The chaotic days following the French Revolution form the backdrop for this absorbing sequel to 2006's Game of Patience, Alleyn's third novel, in which police spy Aristide Ravel and Commissaire Brasseur explore the various motives and opportunities of the Dupont family after their patriarch is poisoned. The late Monsieur Dupont's widowed daughter-in-law enlists the two Paris policemen when the family's servant girl, Jeannette Moineau, is accused of the poisoning--a charge Mademoiselle Dupont considers absurd. The investigation moves forward, but another death soon follows. With a light, literate hand, Alleyn includes a wealth of detail about life in France during the Republican period, while ratcheting up the tension with every chapter. Fans of Charles O'Brien (Mute Witness) and Baroness Orczy (The Scarlet Pimpernel) will be delighted.

Publishers Weekly

The arrest of a Paris kitchen maid, for the poisoning of wealthy Martin Dupont, owner of the house where she works, is the simple yet effective introduction to Susanne Alleyn's A Treasury of Regrets, an 18th-century mystery embellished by the drama of France's tumultuous post-revolution years. In a society still shadowed by the guillotine and haunted by its victims, mundane crime and punishment remain an issue.

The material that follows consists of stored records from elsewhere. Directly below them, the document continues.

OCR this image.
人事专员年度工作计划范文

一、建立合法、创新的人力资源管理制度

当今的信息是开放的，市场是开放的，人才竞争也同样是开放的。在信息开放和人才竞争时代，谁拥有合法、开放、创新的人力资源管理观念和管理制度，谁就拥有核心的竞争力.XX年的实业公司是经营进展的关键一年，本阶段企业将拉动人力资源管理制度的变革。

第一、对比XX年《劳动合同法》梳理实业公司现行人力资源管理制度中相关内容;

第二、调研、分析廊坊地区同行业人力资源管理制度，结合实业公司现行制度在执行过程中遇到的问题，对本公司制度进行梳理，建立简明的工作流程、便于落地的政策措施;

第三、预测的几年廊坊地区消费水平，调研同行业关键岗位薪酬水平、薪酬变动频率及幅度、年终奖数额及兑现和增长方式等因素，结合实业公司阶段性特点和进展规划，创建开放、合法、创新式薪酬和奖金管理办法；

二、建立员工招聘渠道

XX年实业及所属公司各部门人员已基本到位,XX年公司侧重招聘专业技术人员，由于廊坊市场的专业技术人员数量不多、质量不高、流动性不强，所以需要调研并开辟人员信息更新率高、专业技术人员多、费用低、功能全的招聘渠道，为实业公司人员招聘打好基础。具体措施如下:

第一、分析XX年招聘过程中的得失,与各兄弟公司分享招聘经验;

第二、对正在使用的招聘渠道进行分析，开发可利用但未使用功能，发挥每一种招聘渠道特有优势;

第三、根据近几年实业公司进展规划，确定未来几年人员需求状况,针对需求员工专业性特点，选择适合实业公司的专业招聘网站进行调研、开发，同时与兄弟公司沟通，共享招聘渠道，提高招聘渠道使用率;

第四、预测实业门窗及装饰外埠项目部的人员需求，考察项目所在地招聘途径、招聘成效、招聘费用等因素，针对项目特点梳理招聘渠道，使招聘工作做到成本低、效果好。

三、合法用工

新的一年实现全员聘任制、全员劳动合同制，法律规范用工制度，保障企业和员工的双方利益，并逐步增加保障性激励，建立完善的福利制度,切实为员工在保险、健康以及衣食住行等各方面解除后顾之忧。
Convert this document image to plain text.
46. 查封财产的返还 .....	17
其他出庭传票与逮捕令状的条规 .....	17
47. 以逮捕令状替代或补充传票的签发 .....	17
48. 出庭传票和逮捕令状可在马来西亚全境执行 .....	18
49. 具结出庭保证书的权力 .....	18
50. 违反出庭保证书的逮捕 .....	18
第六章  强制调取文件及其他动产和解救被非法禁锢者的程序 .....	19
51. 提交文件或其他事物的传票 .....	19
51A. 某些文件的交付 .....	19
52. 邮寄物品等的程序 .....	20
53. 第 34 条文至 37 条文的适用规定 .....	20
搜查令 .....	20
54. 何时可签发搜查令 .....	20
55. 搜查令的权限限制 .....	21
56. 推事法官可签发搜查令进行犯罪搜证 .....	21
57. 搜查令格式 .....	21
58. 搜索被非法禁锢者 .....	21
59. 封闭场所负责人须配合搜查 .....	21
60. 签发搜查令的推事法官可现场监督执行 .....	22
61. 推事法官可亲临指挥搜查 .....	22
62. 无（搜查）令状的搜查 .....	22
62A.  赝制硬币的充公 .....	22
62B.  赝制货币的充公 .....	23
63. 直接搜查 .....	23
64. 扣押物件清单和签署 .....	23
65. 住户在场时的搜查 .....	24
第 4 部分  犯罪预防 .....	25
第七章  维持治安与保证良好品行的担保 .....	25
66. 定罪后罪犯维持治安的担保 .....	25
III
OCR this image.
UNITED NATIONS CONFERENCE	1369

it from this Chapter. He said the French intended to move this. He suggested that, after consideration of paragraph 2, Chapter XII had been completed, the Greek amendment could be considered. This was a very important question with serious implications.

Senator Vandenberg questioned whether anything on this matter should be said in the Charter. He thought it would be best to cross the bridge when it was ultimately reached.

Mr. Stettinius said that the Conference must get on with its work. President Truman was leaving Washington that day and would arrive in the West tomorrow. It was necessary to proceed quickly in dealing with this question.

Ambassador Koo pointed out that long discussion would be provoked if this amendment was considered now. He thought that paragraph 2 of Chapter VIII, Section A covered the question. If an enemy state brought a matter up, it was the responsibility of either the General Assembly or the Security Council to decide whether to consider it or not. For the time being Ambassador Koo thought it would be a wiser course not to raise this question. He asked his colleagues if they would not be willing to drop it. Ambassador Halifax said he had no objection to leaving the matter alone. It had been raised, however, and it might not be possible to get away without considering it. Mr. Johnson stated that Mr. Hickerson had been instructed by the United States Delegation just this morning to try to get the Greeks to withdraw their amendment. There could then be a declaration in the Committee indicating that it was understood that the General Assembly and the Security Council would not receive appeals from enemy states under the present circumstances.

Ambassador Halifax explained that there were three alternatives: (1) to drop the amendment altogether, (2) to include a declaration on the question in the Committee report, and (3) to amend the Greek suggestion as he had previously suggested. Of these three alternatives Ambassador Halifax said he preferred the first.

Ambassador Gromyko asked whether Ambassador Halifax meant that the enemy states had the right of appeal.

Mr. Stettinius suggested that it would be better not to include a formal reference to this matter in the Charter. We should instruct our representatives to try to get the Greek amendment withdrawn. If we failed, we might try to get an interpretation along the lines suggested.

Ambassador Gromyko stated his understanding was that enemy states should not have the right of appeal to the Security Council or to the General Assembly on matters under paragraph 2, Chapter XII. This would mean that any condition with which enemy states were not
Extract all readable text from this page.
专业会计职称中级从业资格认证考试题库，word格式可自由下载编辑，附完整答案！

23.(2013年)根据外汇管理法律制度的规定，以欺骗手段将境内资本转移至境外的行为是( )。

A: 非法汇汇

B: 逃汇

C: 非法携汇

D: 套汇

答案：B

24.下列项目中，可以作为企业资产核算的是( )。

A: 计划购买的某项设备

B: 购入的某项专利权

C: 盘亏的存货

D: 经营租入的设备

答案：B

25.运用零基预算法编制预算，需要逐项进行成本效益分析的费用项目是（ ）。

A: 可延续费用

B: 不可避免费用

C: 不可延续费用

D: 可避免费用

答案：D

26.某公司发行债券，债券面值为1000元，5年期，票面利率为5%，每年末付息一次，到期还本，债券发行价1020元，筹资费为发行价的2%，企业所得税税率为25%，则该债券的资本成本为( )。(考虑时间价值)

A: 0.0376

Aristide Ravel is cast as a forerunner of the 20th century's laconic and lachrymose detective, a freelance investigator for the Paris police who finds that the poisoning of Dupont is rooted in a family's resentment and revenge, complicated by an intricate mesh of relationships upstairs and downstairs.
Ms. Alleyn skillfully portrays a household of suspects where crimes multiply while the unfortunate and innocent servant girl lies in a squalid jail cell. In the course of an investigation that takes him into hidden and forbidden corners of Parisian society, Ravel has to cope with revelations of his own past, and he is forced to relive the horror of the days when thousands of heads fell to the guillotine.
The author captures the atmosphere of a nation struggling toward a social and political unity untainted by the irrational violence and cruelty of those who toppled the monarchy. Ravel is a realistic and appealing observer of a developing society.